Does anyone else feel that perhaps an ex-Hallmark employee is in charge of the attack strategy naming? First there was "Shock and Awe," a plan to bomb everything to smithereens and hope the war is over within 12 hours. My inital impression of this plan was that it should simply be called "Gratuitous." Unfortunately, I'm not in charge of naming. Furthermore, this entire plan is called "Operation Iraqi Freedom." How dull is that? That's like naming the Lord of the Flies, "Kids on Island Acting Like Savages."

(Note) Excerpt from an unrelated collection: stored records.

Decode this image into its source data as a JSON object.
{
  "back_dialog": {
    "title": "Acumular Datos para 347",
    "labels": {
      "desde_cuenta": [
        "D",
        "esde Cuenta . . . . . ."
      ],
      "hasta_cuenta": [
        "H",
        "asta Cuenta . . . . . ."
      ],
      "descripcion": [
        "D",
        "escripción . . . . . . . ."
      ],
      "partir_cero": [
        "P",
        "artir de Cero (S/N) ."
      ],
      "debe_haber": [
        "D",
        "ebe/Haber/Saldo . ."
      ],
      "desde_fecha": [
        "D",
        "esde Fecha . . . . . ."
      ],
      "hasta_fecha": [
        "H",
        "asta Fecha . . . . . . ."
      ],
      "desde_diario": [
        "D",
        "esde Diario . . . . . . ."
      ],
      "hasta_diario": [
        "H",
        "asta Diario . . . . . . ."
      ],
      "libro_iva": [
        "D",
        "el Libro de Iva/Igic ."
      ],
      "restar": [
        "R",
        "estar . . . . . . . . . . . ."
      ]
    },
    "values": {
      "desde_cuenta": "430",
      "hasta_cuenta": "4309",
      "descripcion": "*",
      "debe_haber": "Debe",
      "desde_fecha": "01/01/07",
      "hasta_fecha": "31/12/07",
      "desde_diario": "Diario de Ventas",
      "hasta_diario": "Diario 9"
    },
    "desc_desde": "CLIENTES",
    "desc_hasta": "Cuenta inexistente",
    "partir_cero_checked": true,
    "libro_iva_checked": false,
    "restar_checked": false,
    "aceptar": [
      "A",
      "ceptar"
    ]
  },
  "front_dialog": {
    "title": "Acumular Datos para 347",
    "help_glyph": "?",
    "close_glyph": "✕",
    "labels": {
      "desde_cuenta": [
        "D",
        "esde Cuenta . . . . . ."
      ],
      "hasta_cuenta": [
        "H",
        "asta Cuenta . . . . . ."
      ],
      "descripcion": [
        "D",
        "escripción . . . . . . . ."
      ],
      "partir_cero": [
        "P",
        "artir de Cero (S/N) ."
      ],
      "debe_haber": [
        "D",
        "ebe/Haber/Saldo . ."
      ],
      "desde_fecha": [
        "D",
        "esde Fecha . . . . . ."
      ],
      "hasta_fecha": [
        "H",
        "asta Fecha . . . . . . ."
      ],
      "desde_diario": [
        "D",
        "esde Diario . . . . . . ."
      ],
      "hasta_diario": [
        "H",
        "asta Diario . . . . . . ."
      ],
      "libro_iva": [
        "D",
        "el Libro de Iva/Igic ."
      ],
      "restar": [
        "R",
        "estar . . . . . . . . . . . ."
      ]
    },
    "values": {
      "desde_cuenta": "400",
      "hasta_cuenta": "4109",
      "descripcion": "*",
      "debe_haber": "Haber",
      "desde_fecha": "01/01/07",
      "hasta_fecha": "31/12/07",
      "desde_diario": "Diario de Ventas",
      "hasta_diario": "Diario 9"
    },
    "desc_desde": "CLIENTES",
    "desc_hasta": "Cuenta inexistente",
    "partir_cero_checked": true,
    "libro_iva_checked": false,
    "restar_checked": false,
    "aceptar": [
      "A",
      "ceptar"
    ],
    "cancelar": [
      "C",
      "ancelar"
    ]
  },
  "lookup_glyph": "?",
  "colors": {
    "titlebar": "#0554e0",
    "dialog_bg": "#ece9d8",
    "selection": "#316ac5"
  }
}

I'll be completely forthright, I have no idea what's going on in the Middle East. Not only am I not keeping up with the news, but I'm purposely skipping the sections in the news mentioning anything in that vicinity. Which means that an entire newspaper can be finished in about 30 seconds, especially the New York Times. My reasoning for this is two fold. First of all, it's simply propoganda. We're not getting the real story by any stretch of the imagination. I won't encourage the bias that is so prevalent in all newspapers. Secondly, we're being inundated with information. Only one out of five articles actually provide some new and vital piece of information, the rest is absolute filler. There's often a new article describing in 1,000 words that nothing has changed since yesterday. On the television there are newscasts about miscellaneous pieces of artillery or some mundane military facts to give us our "fill." Fault can't be placed on the shoulder of news agencies, they're simply selling a product. We're the ones eating this stuff up with a spoon. Am I responsible American? No, I'm not even American to be honest, but I do live here and realize it's the most advanced and opportunistic country in the world. These are simply my reasons for not partaking in this sadism.

Let me provide you with an interesting tale of a recent development on my college campus. I go to a New England area state-run university with approximately 12,000 students. Last week we had Spring Break, and on our return we were meet with a posting that said this:

"It is difficult during times like we are currently experiencing to determine what actions should or should not be taken. Actions need to be prudent and not unnecessarily contribute to creating a climate of fear. One action that the Department of Housing feel is prudent to take is the locking of our residence halls and apartments on a 24 hour basis. This is a condition that many college and universities have as a matter of routine policy.
This university is infamous for the procrastination of any actions due to it's fierce belief in a democratic process. This leads to continual debate and argument over the most minute issues. This action occured with no premonition or discussion. While they do make the claim that it's a routine process in many schools, those schools are in more urban and dangerous areas. We're a rural town with little to no trouble with the law (outside of underage drinking of course). So this is creating a climate of fear, because we can't get into our apartments in the middle of the afternoon if we're not carrying some form of identification.

Repeat after me: "This is simply a tactic to give some upperlevel decision makers a false sense of security." The entire premise that this protects us in any way is ludicrous, and let me explain why. If a terrorist was to decide that this medium-sized college was a worthy bombing target in their campaign, how would locking our dormitory buildings fend this off? It's unlikely that they'd only use a small bomb that can be carried by hand inside a building. Therefore what we're looking at is probably a van full of exposives. How will locked buildings hinder this attack? It won't. On top of that, if the bomb was handheld they'd want a concentration of civilians, and a dormitory is far from that. We're split into hallways of 20 rooms with only 2-3 students in each.

Next is the possibility of a hostage situation. Let me just state here that all these events could happen by any lunatic, and simply saying that terrorists from the countries we're at war with is a horrible generalization. Let's remember that the second worst terrorist bombing came from an American in Oklahoma City, and not an individual of Middle Eastern decent. Back to my point, let's juggle the idea of a hostage situation. I've already explained that our dorms are a long hall of many rooms with few students in each. This would be a very difficult hostage situation, unless the intention was only for a handful of victims. As historically shown, hostage situations meant to convey a message usually require a large group of people and an area sizable enough to house them. Obviously, either a classroom or a conference room in our community center would best suit this purpose.

So those are my arguments as to why I believe the University is only inconveniencing students, and not creating a safer environment. The school paper would probably be a more apt place for this rebuttal, but it would certainly be met by severe reactions from my overly sensitive campus. That's if it was even printed, which would be a feat on its own. Maybe my claims are way off track, or there's a simple explanation that hasn't occured to me yet. If anyone knows, enlighten me.